Disable ip classless
The ip classless command is enabled on the Cisco routers by default in version 12.0 and higher. Disable ip classless if your network does not have a subnetted range of IP addresses. If you are subnetting a block of IP address allocated to you by the American Registry for Internet Numbers (ARIN), you should ensure that ip classless is enabled. It allows the router to advertise the subnetted addresses to its neighbors
Test(config)#no ip classless
Disable DNS lookup
Domain Name System (DNS) lookup is enabled by default on Cisco routers, and if you are not implementing DNS lookup on your network, it is highly advisable to disable this feature globally by using the no ip domain-lookup command
Test(config)#no ip domain-lookup
Disable finger service
The finger command is enabled by default and can be used to see what users are logged on to the network device. The finger command has been documented in RFC 742, and you should globally disable the finger command on network devices
Test(config)#no ip finger
Note
The no service finger command has been replaced by the no ip finger command.Finger service can be disabled on the router in global configuration mode.
Disable HTTP
Cisco routers can be accessed via a Web page, and unless you are implementing authentication proxy, we highly recommend that you turn off the HTTP service running on the router. You can use the no ip http server command to disable it.

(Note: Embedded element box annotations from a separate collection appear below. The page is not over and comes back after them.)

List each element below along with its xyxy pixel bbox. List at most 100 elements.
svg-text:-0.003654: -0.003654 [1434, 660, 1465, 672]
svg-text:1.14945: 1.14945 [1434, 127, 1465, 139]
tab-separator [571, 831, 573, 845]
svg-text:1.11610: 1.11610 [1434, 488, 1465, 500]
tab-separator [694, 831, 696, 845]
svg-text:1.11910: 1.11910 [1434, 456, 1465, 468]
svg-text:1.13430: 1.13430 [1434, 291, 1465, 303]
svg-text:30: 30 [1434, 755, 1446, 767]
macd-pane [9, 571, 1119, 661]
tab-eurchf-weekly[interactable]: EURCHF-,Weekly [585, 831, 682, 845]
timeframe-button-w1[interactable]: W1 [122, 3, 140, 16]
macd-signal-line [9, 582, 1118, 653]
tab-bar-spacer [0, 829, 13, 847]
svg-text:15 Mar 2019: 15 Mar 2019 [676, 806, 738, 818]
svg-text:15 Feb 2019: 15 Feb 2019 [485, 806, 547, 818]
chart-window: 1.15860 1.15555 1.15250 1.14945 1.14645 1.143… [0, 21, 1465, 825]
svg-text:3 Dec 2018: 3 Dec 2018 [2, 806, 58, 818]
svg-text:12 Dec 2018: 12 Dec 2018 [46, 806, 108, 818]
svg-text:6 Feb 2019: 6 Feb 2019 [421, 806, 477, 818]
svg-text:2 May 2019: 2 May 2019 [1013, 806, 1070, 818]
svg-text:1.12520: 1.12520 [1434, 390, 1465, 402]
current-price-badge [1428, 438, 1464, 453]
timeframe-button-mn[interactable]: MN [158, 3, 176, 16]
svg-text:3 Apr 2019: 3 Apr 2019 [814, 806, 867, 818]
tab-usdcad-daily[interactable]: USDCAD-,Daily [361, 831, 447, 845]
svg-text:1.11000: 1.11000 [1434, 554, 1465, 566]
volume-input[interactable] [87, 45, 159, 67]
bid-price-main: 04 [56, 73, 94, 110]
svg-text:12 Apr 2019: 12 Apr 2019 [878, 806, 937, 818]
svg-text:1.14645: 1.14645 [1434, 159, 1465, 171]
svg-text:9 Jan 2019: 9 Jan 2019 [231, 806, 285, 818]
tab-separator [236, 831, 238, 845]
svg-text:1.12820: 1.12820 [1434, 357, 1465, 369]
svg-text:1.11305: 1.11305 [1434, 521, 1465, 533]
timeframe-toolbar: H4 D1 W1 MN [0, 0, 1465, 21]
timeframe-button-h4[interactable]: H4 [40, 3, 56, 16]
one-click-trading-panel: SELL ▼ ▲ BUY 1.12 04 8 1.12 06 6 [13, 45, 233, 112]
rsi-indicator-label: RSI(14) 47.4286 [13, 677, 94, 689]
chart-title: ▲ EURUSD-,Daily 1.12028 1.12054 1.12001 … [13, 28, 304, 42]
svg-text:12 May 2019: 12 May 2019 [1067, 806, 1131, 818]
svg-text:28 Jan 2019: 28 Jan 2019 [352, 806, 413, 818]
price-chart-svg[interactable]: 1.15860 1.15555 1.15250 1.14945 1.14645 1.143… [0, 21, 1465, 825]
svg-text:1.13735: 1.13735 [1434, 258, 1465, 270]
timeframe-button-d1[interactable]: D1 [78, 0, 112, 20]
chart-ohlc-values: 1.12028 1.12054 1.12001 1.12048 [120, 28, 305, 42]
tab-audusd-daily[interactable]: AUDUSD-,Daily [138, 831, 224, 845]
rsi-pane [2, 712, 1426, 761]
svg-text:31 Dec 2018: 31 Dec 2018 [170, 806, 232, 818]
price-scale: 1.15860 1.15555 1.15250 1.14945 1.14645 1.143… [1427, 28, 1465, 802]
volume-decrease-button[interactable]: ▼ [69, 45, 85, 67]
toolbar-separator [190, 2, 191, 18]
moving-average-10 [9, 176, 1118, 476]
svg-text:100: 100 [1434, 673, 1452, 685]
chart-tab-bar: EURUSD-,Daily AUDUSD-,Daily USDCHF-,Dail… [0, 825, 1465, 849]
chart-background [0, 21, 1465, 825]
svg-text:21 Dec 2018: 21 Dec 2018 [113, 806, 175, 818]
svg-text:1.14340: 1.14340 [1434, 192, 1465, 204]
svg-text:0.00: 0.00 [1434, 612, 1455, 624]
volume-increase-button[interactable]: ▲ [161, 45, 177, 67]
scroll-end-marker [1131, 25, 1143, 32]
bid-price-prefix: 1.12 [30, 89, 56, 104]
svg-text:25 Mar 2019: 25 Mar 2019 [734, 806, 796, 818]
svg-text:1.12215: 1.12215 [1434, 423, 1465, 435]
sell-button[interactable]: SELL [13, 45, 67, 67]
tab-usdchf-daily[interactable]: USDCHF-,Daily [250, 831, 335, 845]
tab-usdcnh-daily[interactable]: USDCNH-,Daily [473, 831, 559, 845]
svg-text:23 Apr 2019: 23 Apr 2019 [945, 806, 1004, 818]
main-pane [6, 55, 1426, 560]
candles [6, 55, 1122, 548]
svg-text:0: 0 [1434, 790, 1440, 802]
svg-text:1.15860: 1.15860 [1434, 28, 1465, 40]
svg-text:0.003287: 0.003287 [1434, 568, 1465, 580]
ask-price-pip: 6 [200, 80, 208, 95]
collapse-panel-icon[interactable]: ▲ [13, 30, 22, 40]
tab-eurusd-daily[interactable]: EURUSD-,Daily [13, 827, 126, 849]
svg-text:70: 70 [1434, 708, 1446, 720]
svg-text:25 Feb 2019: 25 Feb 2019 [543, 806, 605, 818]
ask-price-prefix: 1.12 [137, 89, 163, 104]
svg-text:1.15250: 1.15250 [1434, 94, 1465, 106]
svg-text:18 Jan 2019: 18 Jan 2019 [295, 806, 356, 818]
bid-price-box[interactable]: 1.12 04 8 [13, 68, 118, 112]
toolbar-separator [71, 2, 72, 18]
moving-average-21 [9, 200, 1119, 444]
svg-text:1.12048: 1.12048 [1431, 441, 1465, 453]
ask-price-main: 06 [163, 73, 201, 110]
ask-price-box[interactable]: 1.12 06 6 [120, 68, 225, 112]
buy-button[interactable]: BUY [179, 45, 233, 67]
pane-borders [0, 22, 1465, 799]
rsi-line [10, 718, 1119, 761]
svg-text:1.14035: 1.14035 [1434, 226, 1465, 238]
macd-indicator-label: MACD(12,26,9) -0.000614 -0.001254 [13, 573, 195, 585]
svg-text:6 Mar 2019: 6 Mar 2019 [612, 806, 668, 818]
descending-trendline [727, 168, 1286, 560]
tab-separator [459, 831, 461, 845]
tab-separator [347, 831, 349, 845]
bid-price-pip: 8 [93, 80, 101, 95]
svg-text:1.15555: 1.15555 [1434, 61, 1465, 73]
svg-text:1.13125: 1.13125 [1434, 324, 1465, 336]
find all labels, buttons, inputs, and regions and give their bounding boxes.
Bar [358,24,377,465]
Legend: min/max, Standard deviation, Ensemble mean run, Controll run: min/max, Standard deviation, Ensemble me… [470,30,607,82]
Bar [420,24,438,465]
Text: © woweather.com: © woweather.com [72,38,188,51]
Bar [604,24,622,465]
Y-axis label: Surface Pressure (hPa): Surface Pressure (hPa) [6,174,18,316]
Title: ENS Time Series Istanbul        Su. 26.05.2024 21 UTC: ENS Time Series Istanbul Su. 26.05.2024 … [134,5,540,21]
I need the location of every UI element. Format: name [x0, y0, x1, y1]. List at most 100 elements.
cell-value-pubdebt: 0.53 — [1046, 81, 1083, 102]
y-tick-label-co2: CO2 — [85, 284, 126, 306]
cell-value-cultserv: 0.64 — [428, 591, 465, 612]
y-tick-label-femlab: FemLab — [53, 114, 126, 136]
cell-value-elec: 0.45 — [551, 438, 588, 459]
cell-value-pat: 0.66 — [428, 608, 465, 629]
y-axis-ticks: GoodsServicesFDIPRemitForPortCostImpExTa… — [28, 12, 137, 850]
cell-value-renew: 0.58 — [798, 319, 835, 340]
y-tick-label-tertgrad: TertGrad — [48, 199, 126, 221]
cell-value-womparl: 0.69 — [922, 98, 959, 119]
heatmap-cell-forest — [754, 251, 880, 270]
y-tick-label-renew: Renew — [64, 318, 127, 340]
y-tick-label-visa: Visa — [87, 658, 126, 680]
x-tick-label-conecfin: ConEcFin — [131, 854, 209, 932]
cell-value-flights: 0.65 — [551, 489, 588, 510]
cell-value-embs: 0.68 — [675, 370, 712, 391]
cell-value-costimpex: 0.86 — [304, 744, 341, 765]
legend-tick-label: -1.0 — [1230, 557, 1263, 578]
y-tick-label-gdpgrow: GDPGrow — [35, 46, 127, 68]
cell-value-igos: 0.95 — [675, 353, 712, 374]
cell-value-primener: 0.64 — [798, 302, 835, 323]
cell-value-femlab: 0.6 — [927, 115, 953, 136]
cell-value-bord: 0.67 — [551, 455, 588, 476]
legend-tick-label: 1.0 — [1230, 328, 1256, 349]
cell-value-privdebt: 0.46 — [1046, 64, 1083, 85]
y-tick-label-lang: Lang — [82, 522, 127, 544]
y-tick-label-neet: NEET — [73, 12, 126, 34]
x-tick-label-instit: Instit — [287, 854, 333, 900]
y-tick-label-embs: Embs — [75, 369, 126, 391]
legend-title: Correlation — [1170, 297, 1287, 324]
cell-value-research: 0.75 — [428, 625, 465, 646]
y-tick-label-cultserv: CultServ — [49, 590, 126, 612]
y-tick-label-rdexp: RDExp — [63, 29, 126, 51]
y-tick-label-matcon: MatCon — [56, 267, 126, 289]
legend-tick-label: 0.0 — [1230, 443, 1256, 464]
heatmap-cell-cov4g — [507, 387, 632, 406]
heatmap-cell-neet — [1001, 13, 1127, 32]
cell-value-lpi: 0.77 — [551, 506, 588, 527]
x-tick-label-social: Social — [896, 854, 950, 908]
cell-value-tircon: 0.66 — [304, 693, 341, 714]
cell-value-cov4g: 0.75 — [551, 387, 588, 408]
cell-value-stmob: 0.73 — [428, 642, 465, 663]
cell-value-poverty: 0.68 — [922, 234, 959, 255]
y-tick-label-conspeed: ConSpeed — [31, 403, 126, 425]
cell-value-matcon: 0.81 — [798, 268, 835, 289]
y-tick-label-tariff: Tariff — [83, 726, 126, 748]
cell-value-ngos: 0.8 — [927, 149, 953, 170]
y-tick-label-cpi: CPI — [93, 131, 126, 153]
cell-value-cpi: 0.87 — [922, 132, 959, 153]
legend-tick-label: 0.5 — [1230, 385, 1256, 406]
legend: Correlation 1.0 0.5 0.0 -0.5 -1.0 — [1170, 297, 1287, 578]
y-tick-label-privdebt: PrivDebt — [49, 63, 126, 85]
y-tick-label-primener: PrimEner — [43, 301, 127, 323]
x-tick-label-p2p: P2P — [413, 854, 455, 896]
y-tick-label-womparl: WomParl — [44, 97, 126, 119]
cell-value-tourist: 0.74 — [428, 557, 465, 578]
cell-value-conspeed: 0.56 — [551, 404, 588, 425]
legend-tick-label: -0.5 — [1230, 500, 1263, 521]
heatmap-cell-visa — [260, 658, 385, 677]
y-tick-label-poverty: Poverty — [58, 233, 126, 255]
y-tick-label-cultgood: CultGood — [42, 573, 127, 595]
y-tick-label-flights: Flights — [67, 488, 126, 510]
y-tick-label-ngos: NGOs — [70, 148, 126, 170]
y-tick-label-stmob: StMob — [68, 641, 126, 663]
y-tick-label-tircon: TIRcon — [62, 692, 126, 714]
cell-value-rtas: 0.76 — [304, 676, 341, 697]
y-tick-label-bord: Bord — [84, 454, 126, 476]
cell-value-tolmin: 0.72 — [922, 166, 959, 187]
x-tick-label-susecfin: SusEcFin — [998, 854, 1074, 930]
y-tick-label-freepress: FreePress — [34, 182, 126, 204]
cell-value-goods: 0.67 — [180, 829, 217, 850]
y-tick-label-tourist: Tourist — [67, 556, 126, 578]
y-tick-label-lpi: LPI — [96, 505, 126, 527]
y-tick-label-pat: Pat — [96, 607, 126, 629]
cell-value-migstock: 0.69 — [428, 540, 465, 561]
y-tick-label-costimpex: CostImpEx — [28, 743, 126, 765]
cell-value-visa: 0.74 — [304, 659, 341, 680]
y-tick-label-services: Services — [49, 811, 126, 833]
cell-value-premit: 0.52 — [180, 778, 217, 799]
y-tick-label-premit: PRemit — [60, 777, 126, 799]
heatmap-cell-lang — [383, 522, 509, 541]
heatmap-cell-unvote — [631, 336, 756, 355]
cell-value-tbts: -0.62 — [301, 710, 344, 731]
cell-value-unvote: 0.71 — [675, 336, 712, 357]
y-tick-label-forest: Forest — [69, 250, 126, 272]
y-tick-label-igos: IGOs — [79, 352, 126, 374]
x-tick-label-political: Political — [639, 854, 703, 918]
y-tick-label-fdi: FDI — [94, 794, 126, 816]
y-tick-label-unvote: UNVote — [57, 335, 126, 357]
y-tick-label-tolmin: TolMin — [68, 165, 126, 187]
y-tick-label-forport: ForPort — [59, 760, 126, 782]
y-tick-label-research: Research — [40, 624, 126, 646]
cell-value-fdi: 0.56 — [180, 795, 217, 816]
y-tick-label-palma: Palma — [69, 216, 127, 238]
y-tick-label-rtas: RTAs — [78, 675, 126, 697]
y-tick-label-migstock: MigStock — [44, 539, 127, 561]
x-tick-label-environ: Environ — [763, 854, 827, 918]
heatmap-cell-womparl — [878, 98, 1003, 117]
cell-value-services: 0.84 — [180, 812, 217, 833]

Test(config)#no ip http server
If you want to implement HTTP-based management, we recommend that you implement HTTP authentication and limit the HTTP connections to the router using ACLs.
Disable ip mask-reply
By default, the ip mask-reply command is disabled on all Cisco routers. The mask replies respond to Internet Control Message Protocol (ICMP) mask requests by sending out ICMP mask replies, and these mask replies contain important network information. If mask replies are enabled, make sure you disable them on the router by using the no ip mask-reply command in interface configuration mode
Test(config-if)#no ip mask-reply
Disable IP-Directed Broadcast
The IP-directed broadcast is another service that is commonly used in Smurf attacks. Smurf attacks send ICMP echo requests from a spoofed source address to a directed broadcast that cause all hosts to respond to the ping echo request, creating a lot of traffic on the network. By default on IOS version 12.0 and higher, ip directed broadcast is disabled, and if you are running any version lower than 12.0, it is imperative that you disable IP directed broadcasts on the router by issuing the following command in interface configuration mode:
Test(config-if)#no ip directed-broadcast
Note
Smurf attacks send ICMP echo requests from a spoofed source address to a directed broadcast that cause all hosts to respond to the ping echo request, creating a lot of traffic on the network.
Disable IP Source Routing
IP source routing allows the sender of an IP packet to control the route that packet will take to reach the destination endpoint. By default, IP source routing is disabled on the routers and should only be enabled if your network needs call for it. The following command disables IP source routing on the router globally:
Test(config)#no ip source-route
Note
IP source routing allows the sender of an IP packet to control the route that packet will take to reach the destination endpoint.
Disable IP Unreachable
IP unreachable messages can be used to map out the network topology, and they should be disabled on all interfaces. You can disable IP unreachables on all interfaces by issuing the following command in interface configuration mode:
Test(config-if)#no ip unreachables
Note
IP unreachables should be disabled on all interfaces connected to insecure networks.
Disable Small Servers
Cisco classifies echo, chargen, daytime, and discard as small services and recommends that these services be disabled on the router. By default, on versions 11.3 or higher, the small server service is disabled by default.